Sepertinya "jalan samurai" telah berakhir selamanya. Namun, mulai akhir 1970-an, ekonomi Jepang mulai booming. Ketika negara itu tumbuh menjadi salah satu kekuatan ekonomi dunia utama pada 1980-an, orang-orang di Jepang dan di luarnya sekali lagi mulai menggunakan kata itu. "bushido." Pada saat itu, itu berarti kerja keras yang ekstrem, kesetiaan kepada perusahaan tempat seseorang bekerja, dan pengabdian pada kualitas dan presisi sebagai tanda dari kehormatan pribadi. Organisasi-organisasi berita bahkan melaporkan sejenis orang di perusahaan seppuku, dipanggil karoshi, di mana orang benar-benar bekerja sendiri sampai mati untuk perusahaan mereka.
CEO di barat dan di negara-negara Asia lainnya mulai mendesak karyawan mereka untuk membaca buku yang menggembar-gemborkan "bushido perusahaan," dalam upaya untuk meniru kesuksesan Jepang. Kisah samurai sebagaimana diterapkan pada bisnis, bersama dengan Sun TzuSeni dari perang dari China, menjadi best-seller di kategori swadaya.
Ketika ekonomi Jepang melambat menjadi stagflasi pada 1990-an, makna bushido di dunia perusahaan bergeser lagi. Itu mulai menandakan respons berani dan tabah rakyat terhadap penurunan ekonomi. Di luar Jepang, daya tarik perusahaan dengan bushido dengan cepat memudar.
Bushido dalam Olahraga
Meskipun bushido perusahaan sudah ketinggalan zaman, istilah ini masih muncul secara teratur sehubungan dengan olahraga di Jepang. Pelatih bisbol Jepang menyebut pemain mereka sebagai "samurai," dan tim sepak bola internasional (sepakbola) disebut "Samurai Biru." Di konferensi pers, pelatih dan pemain secara teratur memanggil bushido, yang sekarang didefinisikan sebagai kerja keras, permainan yang adil, dan semangat juang.

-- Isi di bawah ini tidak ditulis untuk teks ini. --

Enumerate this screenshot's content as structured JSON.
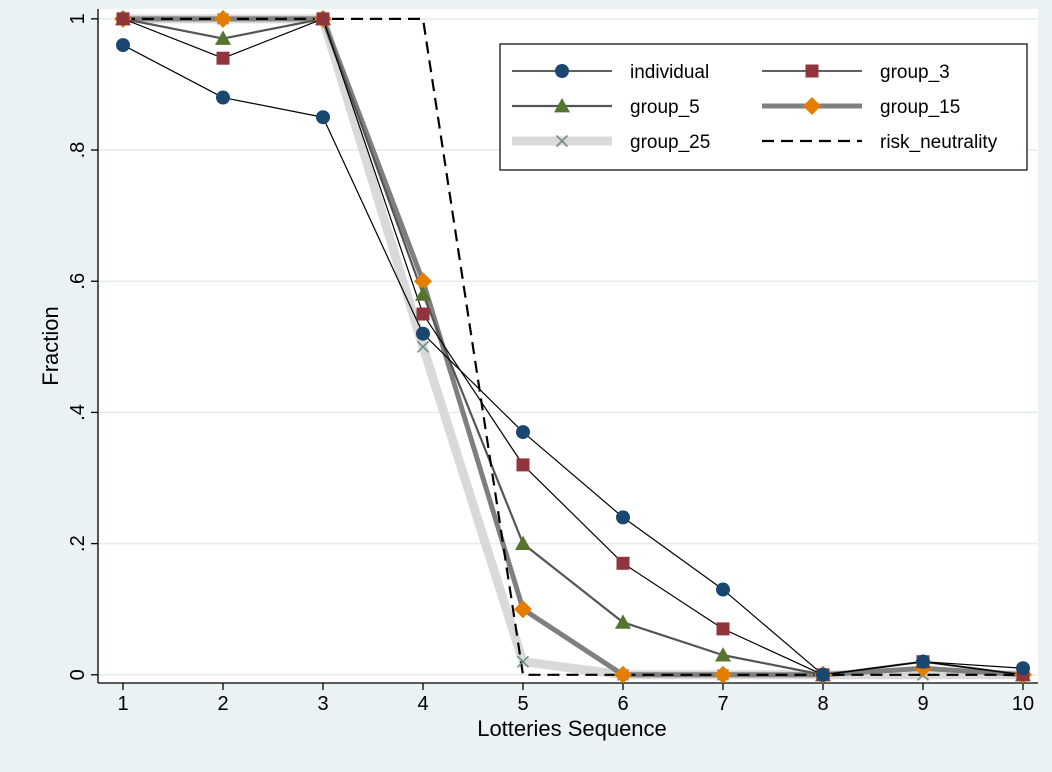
{
  "chart_data": {
    "type": "line",
    "title": "",
    "xlabel": "Lotteries Sequence",
    "ylabel": "Fraction",
    "x": [
      1,
      2,
      3,
      4,
      5,
      6,
      7,
      8,
      9,
      10
    ],
    "xticks": [
      "1",
      "2",
      "3",
      "4",
      "5",
      "6",
      "7",
      "8",
      "9",
      "10"
    ],
    "yticks": [
      {
        "value": 0,
        "label": "0"
      },
      {
        "value": 0.2,
        "label": ".2"
      },
      {
        "value": 0.4,
        "label": ".4"
      },
      {
        "value": 0.6,
        "label": ".6"
      },
      {
        "value": 0.8,
        "label": ".8"
      },
      {
        "value": 1,
        "label": "1"
      }
    ],
    "xlim": [
      0.75,
      10.15
    ],
    "ylim": [
      -0.0125,
      1.015
    ],
    "grid": true,
    "legend_position": "top-right",
    "series": [
      {
        "name": "individual",
        "values": [
          0.96,
          0.88,
          0.85,
          0.52,
          0.37,
          0.24,
          0.13,
          0.0,
          0.02,
          0.01
        ],
        "color": "#1a476f",
        "marker": "circle",
        "line_style": "solid",
        "line_color": "#000000",
        "line_weight": "thin"
      },
      {
        "name": "group_3",
        "values": [
          1.0,
          0.94,
          1.0,
          0.55,
          0.32,
          0.17,
          0.07,
          0.0,
          0.02,
          0.0
        ],
        "color": "#90353b",
        "marker": "square",
        "line_style": "solid",
        "line_color": "#000000",
        "line_weight": "thin"
      },
      {
        "name": "group_5",
        "values": [
          1.0,
          0.97,
          1.0,
          0.58,
          0.2,
          0.08,
          0.03,
          0.0,
          0.02,
          0.0
        ],
        "color": "#55752f",
        "marker": "triangle",
        "line_style": "solid",
        "line_color": "#555555",
        "line_weight": "medium"
      },
      {
        "name": "group_15",
        "values": [
          1.0,
          1.0,
          1.0,
          0.6,
          0.1,
          0.0,
          0.0,
          0.0,
          0.01,
          0.0
        ],
        "color": "#e37e00",
        "marker": "diamond",
        "line_style": "solid",
        "line_color": "#7f7f7f",
        "line_weight": "thick"
      },
      {
        "name": "group_25",
        "values": [
          1.0,
          1.0,
          1.0,
          0.5,
          0.02,
          0.0,
          0.0,
          0.0,
          0.0,
          0.0
        ],
        "color": "#6e8e84",
        "marker": "x",
        "line_style": "solid",
        "line_color": "#d9d9d9",
        "line_weight": "xthick"
      },
      {
        "name": "risk_neutrality",
        "values": [
          1,
          1,
          1,
          1,
          0,
          0,
          0,
          0,
          0,
          0
        ],
        "color": "#000000",
        "marker": "none",
        "line_style": "dashed",
        "line_color": "#000000",
        "line_weight": "medium"
      }
    ]
  }
}
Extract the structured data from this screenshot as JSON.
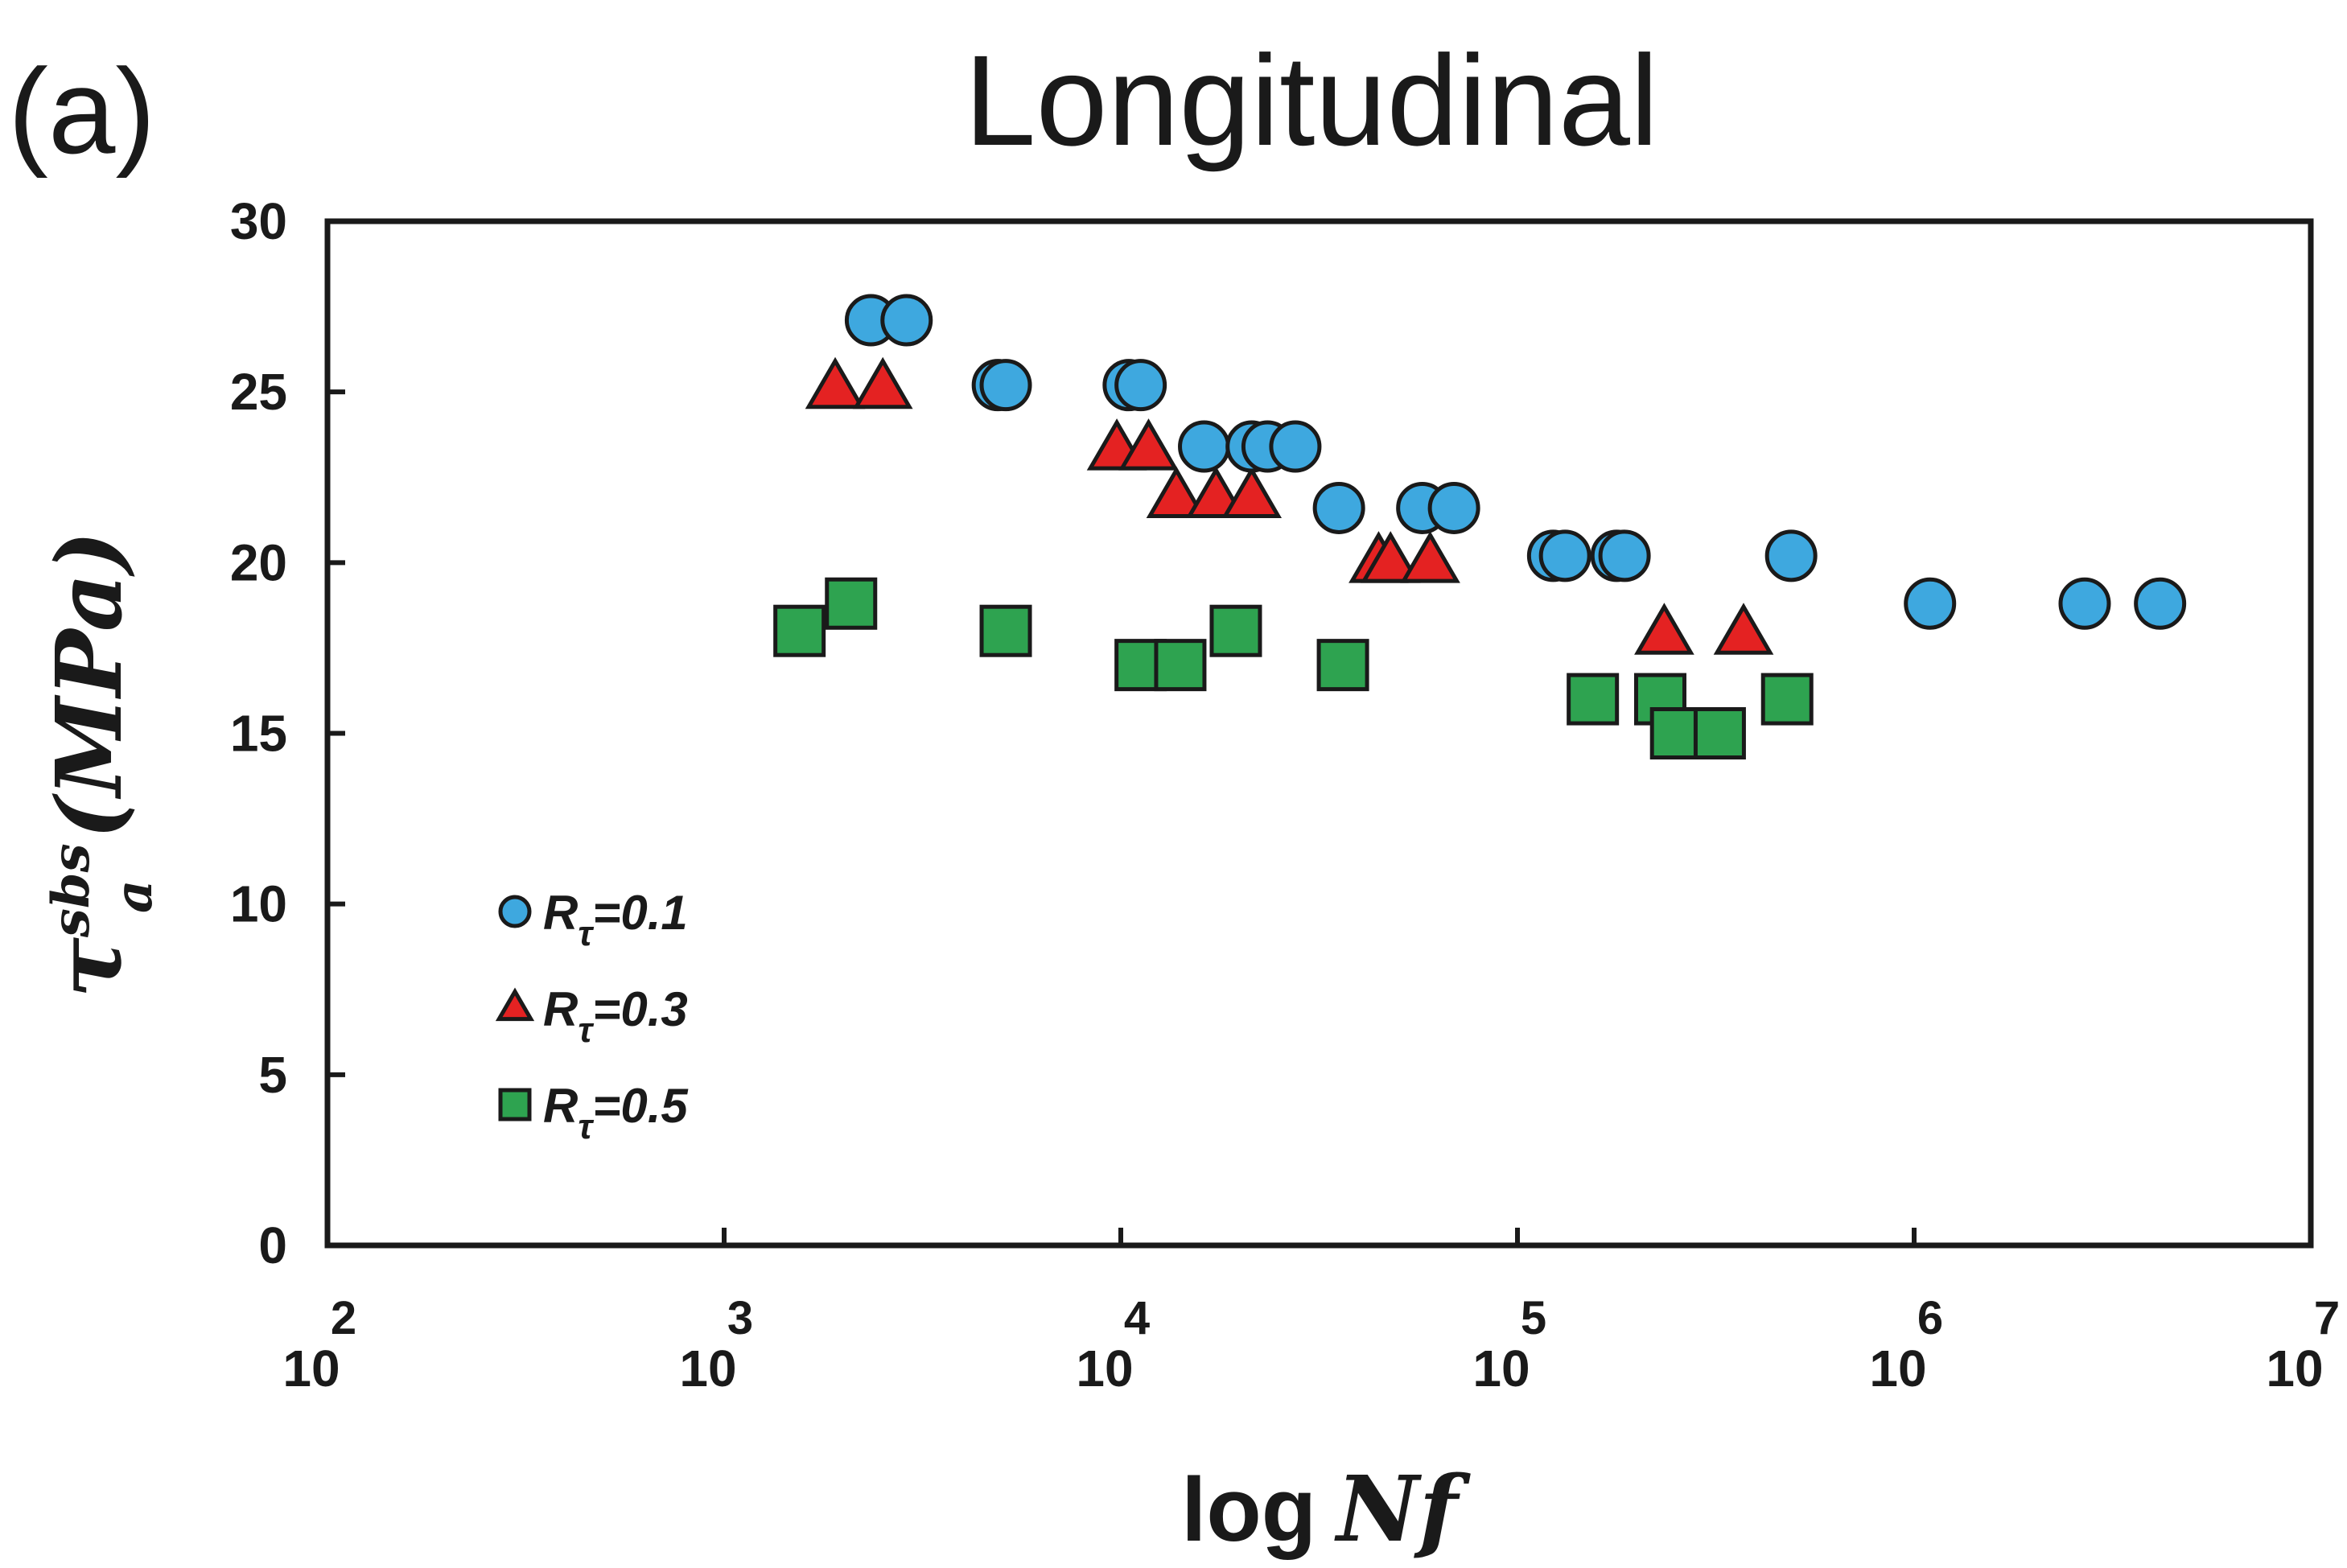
{
  "panel_label": "(a)",
  "chart_data": {
    "type": "scatter",
    "title": "Longitudinal",
    "xlabel": {
      "prefix": "log",
      "var": "Nf"
    },
    "ylabel": {
      "symbol": "τ",
      "sup": "sbs",
      "sub": "a",
      "unit": "(MPa)"
    },
    "x_scale": "log10",
    "xlim_exponents": [
      2,
      7
    ],
    "x_tick_base": "10",
    "x_tick_exponents": [
      "2",
      "3",
      "4",
      "5",
      "6",
      "7"
    ],
    "ylim": [
      0,
      30
    ],
    "y_ticks": [
      "0",
      "5",
      "10",
      "15",
      "20",
      "25",
      "30"
    ],
    "grid": false,
    "legend_position": "bottom-left",
    "series": [
      {
        "name": "Rτ=0.1",
        "label_main": "R",
        "label_sub": "τ",
        "label_value": "=0.1",
        "marker": "circle",
        "color": "#3ea8df",
        "points": [
          {
            "log_nf": 3.37,
            "tau": 27.1
          },
          {
            "log_nf": 3.46,
            "tau": 27.1
          },
          {
            "log_nf": 3.69,
            "tau": 25.2
          },
          {
            "log_nf": 3.71,
            "tau": 25.2
          },
          {
            "log_nf": 4.02,
            "tau": 25.2
          },
          {
            "log_nf": 4.05,
            "tau": 25.2
          },
          {
            "log_nf": 4.21,
            "tau": 23.4
          },
          {
            "log_nf": 4.33,
            "tau": 23.4
          },
          {
            "log_nf": 4.37,
            "tau": 23.4
          },
          {
            "log_nf": 4.44,
            "tau": 23.4
          },
          {
            "log_nf": 4.55,
            "tau": 21.6
          },
          {
            "log_nf": 4.76,
            "tau": 21.6
          },
          {
            "log_nf": 4.84,
            "tau": 21.6
          },
          {
            "log_nf": 5.09,
            "tau": 20.2
          },
          {
            "log_nf": 5.12,
            "tau": 20.2
          },
          {
            "log_nf": 5.25,
            "tau": 20.2
          },
          {
            "log_nf": 5.27,
            "tau": 20.2
          },
          {
            "log_nf": 5.69,
            "tau": 20.2
          },
          {
            "log_nf": 6.04,
            "tau": 18.8
          },
          {
            "log_nf": 6.43,
            "tau": 18.8
          },
          {
            "log_nf": 6.62,
            "tau": 18.8
          }
        ]
      },
      {
        "name": "Rτ=0.3",
        "label_main": "R",
        "label_sub": "τ",
        "label_value": "=0.3",
        "marker": "triangle",
        "color": "#e42222",
        "points": [
          {
            "log_nf": 3.28,
            "tau": 25.1
          },
          {
            "log_nf": 3.4,
            "tau": 25.1
          },
          {
            "log_nf": 3.99,
            "tau": 23.3
          },
          {
            "log_nf": 4.07,
            "tau": 23.3
          },
          {
            "log_nf": 4.14,
            "tau": 21.9
          },
          {
            "log_nf": 4.24,
            "tau": 21.9
          },
          {
            "log_nf": 4.33,
            "tau": 21.9
          },
          {
            "log_nf": 4.65,
            "tau": 20.0
          },
          {
            "log_nf": 4.68,
            "tau": 20.0
          },
          {
            "log_nf": 4.78,
            "tau": 20.0
          },
          {
            "log_nf": 5.37,
            "tau": 17.9
          },
          {
            "log_nf": 5.57,
            "tau": 17.9
          }
        ]
      },
      {
        "name": "Rτ=0.5",
        "label_main": "R",
        "label_sub": "τ",
        "label_value": "=0.5",
        "marker": "square",
        "color": "#2ea350",
        "points": [
          {
            "log_nf": 3.19,
            "tau": 18.0
          },
          {
            "log_nf": 3.32,
            "tau": 18.8
          },
          {
            "log_nf": 3.71,
            "tau": 18.0
          },
          {
            "log_nf": 4.05,
            "tau": 17.0
          },
          {
            "log_nf": 4.15,
            "tau": 17.0
          },
          {
            "log_nf": 4.29,
            "tau": 18.0
          },
          {
            "log_nf": 4.56,
            "tau": 17.0
          },
          {
            "log_nf": 5.19,
            "tau": 16.0
          },
          {
            "log_nf": 5.36,
            "tau": 16.0
          },
          {
            "log_nf": 5.4,
            "tau": 15.0
          },
          {
            "log_nf": 5.51,
            "tau": 15.0
          },
          {
            "log_nf": 5.68,
            "tau": 16.0
          }
        ]
      }
    ]
  }
}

Mungkin tidak ada bushido yang lebih sering disebutkan daripada di dunia seni bela diri. Praktisi judo, kendo, dan seni bela diri Jepang lainnya mempelajari apa yang mereka anggap kuno prinsip-prinsip bushido sebagai bagian dari praktik mereka (kekunoan cita-cita itu masih bisa diperdebatkan, tentu saja, seperti disebutkan di atas). Seniman bela diri asing yang melakukan perjalanan ke Jepang untuk mempelajari olahraga mereka biasanya secara khusus dikhususkan untuk versi bushido yang ahistoris, tetapi sangat menarik sebagai nilai budaya tradisional Jepang.
Bushido dan Militer
Penggunaan kata bushido yang paling kontroversial saat ini adalah di ranah militer Jepang, dan dalam diskusi politik di sekitar militer. Banyak warga Jepang adalah pencinta damai, dan menyesalkan penggunaan retorika yang pernah membawa negara mereka ke dalam perang global yang dahsyat. Namun, ketika pasukan dari Pasukan Bela Diri Jepang semakin mengerahkan di luar negeri, dan politisi konservatif menyerukan peningkatan kekuatan militer, istilah bushido muncul semakin sering.

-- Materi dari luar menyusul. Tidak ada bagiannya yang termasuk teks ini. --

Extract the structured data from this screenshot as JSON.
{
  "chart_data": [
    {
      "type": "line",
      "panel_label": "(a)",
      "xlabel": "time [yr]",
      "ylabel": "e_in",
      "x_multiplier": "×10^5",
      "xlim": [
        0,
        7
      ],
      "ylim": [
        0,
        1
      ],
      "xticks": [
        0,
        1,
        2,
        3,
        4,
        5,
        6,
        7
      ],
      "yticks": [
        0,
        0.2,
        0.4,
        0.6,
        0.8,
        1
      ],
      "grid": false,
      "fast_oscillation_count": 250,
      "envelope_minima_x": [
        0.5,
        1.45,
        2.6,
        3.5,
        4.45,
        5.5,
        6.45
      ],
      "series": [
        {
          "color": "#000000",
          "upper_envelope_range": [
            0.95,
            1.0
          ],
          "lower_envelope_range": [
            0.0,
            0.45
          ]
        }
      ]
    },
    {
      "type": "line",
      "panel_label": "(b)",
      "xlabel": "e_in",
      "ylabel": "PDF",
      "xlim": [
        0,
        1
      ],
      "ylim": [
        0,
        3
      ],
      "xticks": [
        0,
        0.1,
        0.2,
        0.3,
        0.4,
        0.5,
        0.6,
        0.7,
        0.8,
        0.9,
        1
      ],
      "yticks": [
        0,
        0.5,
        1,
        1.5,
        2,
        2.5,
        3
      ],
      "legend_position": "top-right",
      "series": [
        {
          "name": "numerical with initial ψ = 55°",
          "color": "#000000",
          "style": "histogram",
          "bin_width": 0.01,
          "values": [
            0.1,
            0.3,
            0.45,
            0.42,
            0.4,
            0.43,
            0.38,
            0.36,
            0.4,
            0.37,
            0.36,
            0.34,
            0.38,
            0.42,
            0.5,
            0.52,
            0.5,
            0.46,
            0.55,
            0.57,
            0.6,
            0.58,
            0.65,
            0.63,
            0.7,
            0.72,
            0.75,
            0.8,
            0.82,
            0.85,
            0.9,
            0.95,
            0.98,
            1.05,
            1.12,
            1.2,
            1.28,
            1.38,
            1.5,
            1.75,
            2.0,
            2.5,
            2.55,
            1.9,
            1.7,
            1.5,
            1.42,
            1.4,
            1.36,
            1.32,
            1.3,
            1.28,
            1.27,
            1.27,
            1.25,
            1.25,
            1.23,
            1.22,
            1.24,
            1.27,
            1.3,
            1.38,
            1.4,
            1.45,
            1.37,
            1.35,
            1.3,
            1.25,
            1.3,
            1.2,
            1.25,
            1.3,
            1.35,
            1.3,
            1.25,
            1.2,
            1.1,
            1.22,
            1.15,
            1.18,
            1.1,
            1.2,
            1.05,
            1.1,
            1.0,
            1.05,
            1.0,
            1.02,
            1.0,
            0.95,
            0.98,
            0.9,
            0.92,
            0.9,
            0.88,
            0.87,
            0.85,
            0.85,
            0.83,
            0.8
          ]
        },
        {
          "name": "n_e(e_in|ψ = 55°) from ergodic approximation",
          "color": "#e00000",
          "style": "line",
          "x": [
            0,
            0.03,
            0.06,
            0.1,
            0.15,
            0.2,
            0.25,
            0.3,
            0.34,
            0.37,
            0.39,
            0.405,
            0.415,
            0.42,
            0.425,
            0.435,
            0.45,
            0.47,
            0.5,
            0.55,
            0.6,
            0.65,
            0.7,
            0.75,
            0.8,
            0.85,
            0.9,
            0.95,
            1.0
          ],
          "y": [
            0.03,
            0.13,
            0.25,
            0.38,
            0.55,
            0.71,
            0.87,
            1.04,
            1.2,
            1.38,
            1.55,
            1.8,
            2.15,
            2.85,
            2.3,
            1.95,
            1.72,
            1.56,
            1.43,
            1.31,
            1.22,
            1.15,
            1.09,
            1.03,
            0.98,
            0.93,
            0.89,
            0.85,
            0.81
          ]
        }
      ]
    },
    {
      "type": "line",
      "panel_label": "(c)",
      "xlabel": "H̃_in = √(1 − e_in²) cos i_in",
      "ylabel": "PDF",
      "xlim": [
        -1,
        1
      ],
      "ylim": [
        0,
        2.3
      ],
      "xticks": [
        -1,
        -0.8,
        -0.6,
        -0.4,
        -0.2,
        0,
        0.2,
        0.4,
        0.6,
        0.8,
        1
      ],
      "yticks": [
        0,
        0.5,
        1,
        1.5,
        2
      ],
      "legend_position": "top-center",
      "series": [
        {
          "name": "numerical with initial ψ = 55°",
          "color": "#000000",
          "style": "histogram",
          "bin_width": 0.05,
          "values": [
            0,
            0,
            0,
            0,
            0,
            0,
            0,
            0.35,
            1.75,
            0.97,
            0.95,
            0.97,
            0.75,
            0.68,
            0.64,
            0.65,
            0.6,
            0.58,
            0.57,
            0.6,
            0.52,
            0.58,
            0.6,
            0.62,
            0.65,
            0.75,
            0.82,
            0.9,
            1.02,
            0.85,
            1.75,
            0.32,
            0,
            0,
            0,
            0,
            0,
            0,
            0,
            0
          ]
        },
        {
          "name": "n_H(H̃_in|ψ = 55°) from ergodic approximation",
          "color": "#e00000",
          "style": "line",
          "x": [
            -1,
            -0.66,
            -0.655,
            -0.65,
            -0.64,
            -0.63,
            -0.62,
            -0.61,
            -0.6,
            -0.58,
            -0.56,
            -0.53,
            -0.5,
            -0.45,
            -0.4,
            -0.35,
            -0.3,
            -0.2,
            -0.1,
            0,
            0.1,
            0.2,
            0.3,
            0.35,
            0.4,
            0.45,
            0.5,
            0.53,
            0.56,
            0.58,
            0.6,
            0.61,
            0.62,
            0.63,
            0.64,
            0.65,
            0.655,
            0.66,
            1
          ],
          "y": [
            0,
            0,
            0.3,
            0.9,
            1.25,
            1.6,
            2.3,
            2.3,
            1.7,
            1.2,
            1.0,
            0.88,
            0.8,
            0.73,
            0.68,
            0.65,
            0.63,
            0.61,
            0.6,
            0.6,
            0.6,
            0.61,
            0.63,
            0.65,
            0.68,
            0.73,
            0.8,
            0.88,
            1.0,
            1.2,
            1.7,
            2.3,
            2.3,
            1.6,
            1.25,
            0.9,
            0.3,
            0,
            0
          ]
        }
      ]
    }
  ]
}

Mengingat sejarah abad terakhir, penggunaan militer dari terminologi yang sangat militeristik ini hanya dapat mengobarkan hubungan dengan negara-negara tetangga termasuk Korea Selatan, Cina, dan Filipina.
Sumber
- Benesch, Oleg. Menemukan Jalan Samurai: Nasionalisme, Internasionalisme, dan Bushido di Jepang Modern, Oxford: Oxford University Press, 2014.
- Marro, Nicolas. "Konstruksi Identitas Jepang Modern: Perbandingan 'Bushido' dan 'The Book of Tea,'" Monitor: Jurnal Studi Internasional, Vol. 17, Edisi 1 (Musim Dingin 2011).
- "Penemuan Kembali Bushido yang Modern, "Situs web Universitas Columbia, diakses 30 Agustus 2015.